GOODYEAR, Ariz. -- In the wake of the Sandy Hook Elementary shootings, the education community has felt a great loss. It's also faced new challenges.

"A lot of good things have been done in terms of support for those victims, but there's also this side of the impact that's not a good's been very difficult for districts," said Dr. Dennis Rynyon. 

Runyon is the Superintendent of Agua Fria Union High School District. His is one of several districts now having to sort through threats, most made on the Internet, built to capitalize on a tense time.

"It's usually a threat to the environment, usually something about I'm going to bring a gun or I'm going to bring a weapon or somebody's going to get hurt," he said.

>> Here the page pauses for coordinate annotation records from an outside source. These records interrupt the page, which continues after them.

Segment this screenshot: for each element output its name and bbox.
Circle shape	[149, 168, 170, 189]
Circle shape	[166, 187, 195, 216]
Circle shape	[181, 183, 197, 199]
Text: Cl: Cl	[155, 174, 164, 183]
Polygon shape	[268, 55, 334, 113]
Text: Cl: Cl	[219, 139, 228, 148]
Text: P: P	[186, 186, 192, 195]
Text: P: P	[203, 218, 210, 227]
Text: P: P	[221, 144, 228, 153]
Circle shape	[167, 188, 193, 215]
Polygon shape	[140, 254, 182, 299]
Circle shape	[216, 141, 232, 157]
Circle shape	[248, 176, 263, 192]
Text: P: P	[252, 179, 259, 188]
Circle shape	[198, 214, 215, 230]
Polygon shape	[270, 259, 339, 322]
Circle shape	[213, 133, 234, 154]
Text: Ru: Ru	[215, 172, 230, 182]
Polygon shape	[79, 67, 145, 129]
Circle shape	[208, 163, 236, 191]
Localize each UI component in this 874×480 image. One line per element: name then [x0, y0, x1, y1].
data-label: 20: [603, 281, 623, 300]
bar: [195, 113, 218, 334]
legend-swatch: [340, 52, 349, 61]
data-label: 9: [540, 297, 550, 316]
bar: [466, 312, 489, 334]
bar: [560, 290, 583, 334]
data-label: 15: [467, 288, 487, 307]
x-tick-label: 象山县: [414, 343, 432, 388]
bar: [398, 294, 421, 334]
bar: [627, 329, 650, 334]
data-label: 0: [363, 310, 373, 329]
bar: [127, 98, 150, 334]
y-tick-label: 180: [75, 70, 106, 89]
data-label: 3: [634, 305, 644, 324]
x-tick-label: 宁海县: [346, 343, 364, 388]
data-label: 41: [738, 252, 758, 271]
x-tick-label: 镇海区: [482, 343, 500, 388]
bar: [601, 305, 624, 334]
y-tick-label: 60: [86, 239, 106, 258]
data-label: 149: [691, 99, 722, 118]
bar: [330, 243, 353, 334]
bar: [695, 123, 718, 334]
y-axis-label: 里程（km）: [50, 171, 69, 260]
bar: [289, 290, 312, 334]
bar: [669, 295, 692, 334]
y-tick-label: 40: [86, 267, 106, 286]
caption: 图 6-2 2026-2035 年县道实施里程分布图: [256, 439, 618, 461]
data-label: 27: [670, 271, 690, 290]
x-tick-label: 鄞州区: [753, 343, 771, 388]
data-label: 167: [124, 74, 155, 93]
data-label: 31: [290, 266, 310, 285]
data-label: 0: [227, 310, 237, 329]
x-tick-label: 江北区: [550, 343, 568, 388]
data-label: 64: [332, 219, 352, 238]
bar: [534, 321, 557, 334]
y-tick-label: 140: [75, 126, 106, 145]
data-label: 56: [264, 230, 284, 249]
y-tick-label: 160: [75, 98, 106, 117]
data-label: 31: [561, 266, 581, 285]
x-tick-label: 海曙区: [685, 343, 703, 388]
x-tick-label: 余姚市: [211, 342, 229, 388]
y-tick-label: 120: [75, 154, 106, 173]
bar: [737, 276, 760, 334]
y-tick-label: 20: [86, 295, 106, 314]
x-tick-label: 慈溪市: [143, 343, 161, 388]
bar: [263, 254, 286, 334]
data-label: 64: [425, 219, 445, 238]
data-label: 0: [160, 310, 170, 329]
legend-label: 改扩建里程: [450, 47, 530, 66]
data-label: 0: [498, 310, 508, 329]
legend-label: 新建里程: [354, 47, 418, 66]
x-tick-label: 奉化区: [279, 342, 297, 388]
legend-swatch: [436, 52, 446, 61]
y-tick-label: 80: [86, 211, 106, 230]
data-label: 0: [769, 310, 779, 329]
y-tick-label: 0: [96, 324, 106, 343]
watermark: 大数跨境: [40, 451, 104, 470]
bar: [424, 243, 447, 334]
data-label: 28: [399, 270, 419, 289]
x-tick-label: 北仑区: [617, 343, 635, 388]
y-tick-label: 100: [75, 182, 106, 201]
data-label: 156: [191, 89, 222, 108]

One of those threats made this week targeted Desert Edge High School.

Administrators said it came from a Facebook post that's since been taken down, and said they believe all students are safe.

They've added extra security this week to calm nerves, but that's not much consolation  for Trona Prince, whose daughter attends Desert Edge.

"My daughter saying 'Oh there's cops here with guns going around checking classrooms,' or this and that doesn't make it easier to digest," she said.

This is the latest in a slew of scares, from an alleged gunman spotted near a Scottsdale middle school, to a student dressed as the Joker in Glendale.

Administrators say parents need to check in with their child to remind them that threats are taken seriously.